Ayer, miércoles 14 de abril, fue el día en el que el gobierno nacional tuvo que aceptar que la «segunda ola» de la pandemia había llegado a la Argentina, que los contagios y las muertes crecían, y que era necesario tratar de imponer otra vez, como un año atrás, aunque esta vez sería necesariamente por un plazo más corto, restricciones a la circulación, cese de actividades no esenciales y cierre de las escuelas.
Aún sabiendo, por lógica y por experiencia, que estas restricciones no podrán ser completas, porque hay actividades que no pueden detenerse (distribución de alimentos, de combustibles,…), que una parte de la sociedad no las va a acatar, y que perjudicarán en forma grave a muchos sectores y dañarán una recuperación de la economía en curso pero irregular e incompleta.
Pero ayer a la mañana la ministra de Salud, Carla Vizzotti, había dado un informe descarnado sobre la gravedad de la situación. Y a la tarde se conocieron las cifras del día: 25.157 nuevos casos de covid y 368 muertes.
El presidente Alberto Fernández decidió pagar el costo político ante una parte numerosa de la población, cansada y harta de una pandemia que ya lleva 13 meses entre nosotros. Pero también, recuperando ante muchos otros -no menos cansados y hartos, cómo no- la autoridad que da el tomar decisiones duras que se consideran necesarias.

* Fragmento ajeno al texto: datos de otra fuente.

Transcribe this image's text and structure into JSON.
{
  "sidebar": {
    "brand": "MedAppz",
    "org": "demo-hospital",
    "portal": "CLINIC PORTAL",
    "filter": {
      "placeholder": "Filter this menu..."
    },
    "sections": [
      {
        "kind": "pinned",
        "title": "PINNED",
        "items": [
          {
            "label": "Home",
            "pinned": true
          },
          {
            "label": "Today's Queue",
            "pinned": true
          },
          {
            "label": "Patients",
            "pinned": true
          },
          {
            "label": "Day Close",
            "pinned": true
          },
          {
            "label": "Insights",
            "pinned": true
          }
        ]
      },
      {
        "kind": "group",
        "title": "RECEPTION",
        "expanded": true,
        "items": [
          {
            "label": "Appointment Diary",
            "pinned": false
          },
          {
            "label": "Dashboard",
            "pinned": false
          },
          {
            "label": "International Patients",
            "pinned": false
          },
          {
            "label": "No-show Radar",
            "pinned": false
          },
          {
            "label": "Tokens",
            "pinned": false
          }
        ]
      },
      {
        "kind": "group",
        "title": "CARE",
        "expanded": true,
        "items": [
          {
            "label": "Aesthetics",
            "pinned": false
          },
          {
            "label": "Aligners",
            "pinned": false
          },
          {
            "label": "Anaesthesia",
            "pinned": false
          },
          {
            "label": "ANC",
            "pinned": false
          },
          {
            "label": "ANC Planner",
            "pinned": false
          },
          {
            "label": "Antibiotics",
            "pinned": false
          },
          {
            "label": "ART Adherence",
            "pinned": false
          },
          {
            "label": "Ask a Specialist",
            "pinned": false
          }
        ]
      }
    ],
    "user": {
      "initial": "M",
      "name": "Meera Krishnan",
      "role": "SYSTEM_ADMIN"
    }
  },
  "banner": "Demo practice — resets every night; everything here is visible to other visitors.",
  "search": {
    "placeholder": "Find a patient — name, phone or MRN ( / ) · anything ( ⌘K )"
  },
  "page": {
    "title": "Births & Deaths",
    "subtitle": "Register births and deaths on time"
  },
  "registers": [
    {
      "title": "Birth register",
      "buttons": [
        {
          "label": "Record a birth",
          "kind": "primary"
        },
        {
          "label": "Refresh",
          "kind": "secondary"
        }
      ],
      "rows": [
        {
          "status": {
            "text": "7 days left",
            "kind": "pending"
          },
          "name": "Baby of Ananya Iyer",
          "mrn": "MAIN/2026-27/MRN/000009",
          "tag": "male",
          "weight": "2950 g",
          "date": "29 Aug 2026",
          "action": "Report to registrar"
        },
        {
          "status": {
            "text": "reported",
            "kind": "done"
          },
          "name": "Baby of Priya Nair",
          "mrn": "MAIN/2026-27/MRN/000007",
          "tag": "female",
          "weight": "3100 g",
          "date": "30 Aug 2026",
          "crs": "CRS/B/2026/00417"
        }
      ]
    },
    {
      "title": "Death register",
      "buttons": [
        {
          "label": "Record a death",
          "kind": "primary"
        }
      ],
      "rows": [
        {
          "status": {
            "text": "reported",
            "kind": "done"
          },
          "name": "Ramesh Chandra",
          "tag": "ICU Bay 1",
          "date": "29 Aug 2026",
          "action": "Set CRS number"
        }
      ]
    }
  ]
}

Así, ayer el presidente Fernández anunció por cadena nacional que, desde las 0 horas de este viernes 16, en el Área Metropolitana de Buenos Aires (AMBA), “la circulación nocturna será restringida de 20 a 6″. “Restringir la nocturnidad no quiere decir que en el día se puede hacer cualquier cosa”, agregó.
También “quedan suspendidas todas las actividades recreativas, sociales, culturales, deportivas y religiosas que se hagan en lugares cerrados”. Las actividades comerciales deberán desarrollarse entre las 9 y las 19. Todos los negocios deben cerrar a esa hora, pero las empresas gastronómicas pueden seguir funcionando, bajo la modalidad de entrega a domicilio («delivery»).